8015. gün gereksiz uzun bir süre 5000 falan yeterliydi bence. Soğuk bir haziran ayının sonlarına doğru ağlayarak başladığım akıntıda artık ne gülüyor ne de ağlayabiliyorum. Yirmi ikiyi doldururken dönüp arkama baktığımda ölü bir çocuk ve bir sürü yabancı görüyorum. Belki de yabancılardan biri de benimdir belki de daha fazlası. Ölü çocuğun anıları geliyor zaman zaman aklıma, havalar hep koşturup oyun oynamalık. O çocuğu çok seviyorum hep de çok sevicem. Hep hayran olucam cesaretine, gücüne, hayallerine... Ve hep içimde kalacak, keşke bir kere gidip başını okşasam, sırtını sıvazlasam, özür dilesem defalarca özür dilesem. Beni affedeceğine eminim çünkü her zaman çok temiz kalpliydi.
Arkaya bakarak yaşayamayız. Bu sebeple o çocuğu koruyamamın nefretiyle önümdeki karanlığa bakacağım. Bir ışık arayışında da olmayacağım. Dünya'da sonsuz diye bir şey yok. Karanlığında sonu gelecek.
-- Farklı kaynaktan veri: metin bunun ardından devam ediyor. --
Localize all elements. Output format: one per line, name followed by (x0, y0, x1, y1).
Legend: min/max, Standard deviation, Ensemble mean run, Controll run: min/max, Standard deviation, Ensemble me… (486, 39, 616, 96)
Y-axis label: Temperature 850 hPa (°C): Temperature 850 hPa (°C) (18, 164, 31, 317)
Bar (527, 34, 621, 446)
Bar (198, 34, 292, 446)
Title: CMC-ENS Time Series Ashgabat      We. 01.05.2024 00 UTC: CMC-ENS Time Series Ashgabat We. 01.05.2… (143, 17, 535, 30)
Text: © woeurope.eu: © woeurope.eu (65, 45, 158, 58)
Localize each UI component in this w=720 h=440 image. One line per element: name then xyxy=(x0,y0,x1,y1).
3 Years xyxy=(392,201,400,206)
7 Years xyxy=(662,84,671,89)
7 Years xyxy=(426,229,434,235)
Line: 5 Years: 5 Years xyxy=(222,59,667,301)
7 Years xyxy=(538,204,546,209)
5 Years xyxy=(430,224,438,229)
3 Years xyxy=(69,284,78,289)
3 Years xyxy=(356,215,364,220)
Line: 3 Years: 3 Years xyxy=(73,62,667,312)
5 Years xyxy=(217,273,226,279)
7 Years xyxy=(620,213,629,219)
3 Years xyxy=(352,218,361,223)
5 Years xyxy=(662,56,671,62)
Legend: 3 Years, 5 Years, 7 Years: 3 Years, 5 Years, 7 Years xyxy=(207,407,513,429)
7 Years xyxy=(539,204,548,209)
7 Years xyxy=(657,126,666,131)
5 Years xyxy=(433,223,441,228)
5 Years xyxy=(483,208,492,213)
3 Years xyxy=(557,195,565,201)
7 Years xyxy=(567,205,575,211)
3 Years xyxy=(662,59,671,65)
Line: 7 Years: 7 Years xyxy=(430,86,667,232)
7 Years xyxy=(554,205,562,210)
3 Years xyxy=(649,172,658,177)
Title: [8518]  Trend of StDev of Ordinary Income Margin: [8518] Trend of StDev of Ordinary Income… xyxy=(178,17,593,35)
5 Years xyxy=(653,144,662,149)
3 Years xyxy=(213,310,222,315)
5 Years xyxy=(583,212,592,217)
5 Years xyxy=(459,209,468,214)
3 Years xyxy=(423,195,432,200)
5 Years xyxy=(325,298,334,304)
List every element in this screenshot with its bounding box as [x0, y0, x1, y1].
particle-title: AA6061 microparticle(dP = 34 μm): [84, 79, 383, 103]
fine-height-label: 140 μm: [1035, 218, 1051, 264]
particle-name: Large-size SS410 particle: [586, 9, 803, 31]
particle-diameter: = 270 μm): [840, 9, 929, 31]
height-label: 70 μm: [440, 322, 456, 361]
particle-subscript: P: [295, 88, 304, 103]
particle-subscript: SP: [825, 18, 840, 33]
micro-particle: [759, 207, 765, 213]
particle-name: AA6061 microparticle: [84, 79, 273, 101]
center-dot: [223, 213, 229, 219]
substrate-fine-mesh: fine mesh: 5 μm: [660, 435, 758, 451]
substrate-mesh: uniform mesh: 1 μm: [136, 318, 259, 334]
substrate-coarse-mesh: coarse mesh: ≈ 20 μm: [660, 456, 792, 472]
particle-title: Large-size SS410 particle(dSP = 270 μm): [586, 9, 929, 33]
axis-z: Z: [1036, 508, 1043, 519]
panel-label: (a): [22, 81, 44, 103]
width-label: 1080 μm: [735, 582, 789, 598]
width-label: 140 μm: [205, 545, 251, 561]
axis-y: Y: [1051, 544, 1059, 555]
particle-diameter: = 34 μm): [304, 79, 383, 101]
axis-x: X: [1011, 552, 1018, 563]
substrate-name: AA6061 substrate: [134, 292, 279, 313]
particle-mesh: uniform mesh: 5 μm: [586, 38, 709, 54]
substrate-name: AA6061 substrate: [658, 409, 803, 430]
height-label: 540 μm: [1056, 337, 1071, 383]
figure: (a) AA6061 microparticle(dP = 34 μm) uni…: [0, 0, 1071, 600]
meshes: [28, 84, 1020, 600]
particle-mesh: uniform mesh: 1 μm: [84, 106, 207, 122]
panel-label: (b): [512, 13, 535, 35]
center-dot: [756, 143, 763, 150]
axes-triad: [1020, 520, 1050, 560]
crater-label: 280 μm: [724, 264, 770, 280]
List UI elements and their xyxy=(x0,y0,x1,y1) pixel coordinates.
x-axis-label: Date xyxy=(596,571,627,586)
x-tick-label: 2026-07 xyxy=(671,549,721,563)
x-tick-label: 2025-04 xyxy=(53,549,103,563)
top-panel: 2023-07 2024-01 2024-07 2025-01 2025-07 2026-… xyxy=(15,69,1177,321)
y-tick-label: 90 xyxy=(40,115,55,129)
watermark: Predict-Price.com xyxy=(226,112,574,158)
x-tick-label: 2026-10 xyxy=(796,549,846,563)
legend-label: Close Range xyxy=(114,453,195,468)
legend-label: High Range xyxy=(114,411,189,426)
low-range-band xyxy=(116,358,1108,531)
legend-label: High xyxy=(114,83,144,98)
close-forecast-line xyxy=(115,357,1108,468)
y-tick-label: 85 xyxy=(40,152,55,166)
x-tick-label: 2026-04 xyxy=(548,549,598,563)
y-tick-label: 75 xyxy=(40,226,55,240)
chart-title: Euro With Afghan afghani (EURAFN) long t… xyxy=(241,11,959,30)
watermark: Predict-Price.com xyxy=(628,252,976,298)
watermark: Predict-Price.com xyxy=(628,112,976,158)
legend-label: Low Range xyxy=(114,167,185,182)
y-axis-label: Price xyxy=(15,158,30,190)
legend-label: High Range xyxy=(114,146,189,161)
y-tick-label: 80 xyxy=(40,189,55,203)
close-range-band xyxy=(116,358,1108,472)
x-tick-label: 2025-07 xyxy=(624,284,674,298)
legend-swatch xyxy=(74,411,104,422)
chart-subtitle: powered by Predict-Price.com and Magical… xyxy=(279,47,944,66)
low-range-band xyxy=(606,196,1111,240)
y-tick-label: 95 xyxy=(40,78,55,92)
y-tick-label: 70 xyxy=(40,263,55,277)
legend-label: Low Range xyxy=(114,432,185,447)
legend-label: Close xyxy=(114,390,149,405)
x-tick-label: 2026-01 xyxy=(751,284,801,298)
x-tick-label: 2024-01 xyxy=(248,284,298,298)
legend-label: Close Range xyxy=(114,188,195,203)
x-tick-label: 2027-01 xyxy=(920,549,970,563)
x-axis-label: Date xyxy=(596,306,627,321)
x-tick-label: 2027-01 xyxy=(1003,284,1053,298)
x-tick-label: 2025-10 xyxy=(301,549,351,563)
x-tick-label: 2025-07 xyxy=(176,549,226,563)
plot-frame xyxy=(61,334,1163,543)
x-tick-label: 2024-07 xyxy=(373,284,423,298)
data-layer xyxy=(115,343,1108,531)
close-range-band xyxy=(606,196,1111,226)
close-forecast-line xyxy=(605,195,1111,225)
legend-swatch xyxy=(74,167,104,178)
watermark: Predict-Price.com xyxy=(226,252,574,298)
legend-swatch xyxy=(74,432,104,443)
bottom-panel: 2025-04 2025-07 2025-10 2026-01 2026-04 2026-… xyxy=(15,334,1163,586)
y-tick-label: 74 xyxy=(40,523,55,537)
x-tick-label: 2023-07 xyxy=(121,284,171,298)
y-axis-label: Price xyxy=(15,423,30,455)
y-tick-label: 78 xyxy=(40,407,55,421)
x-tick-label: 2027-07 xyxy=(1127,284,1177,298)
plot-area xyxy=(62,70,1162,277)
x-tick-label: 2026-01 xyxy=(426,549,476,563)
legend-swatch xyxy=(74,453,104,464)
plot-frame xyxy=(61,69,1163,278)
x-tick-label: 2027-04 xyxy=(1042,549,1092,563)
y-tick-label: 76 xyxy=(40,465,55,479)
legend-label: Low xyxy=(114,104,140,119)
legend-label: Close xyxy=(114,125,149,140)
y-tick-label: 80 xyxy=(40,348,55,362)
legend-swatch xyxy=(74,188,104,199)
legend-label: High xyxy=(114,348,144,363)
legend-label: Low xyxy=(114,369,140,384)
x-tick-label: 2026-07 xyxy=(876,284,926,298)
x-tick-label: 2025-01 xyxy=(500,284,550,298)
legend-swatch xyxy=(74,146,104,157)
Zaten mutlu son diye bir şeyin olduğuna da inanmıyorum. Mutlu bir insan, sonun gelmesini istemez. Sonun gelmesini bekleyen insan ise zaten hiç mutlu olmamıştır.
Ölümün bir başka yaşama açıldığına inanmak hoşuma gitmiyor. Ölüm benim için kapalı bir kapı. Ölüm bana, insanın sırtından yaşamın yükünü almaya çabalayan bir dost gibi geliyor.
Eğer bir gün yolunuzu kaybederseniz bir çocuğun gözlerinin içine bakın; çünkü bir çocuğun bir yetişkine öğretebileceği her zaman üç şey vardır: Nedensiz yere mutlu olmak, her zaman meşgul olabilecek bir şey bulmak ve elde etmek istediği şey için var gücüyle savaşmak.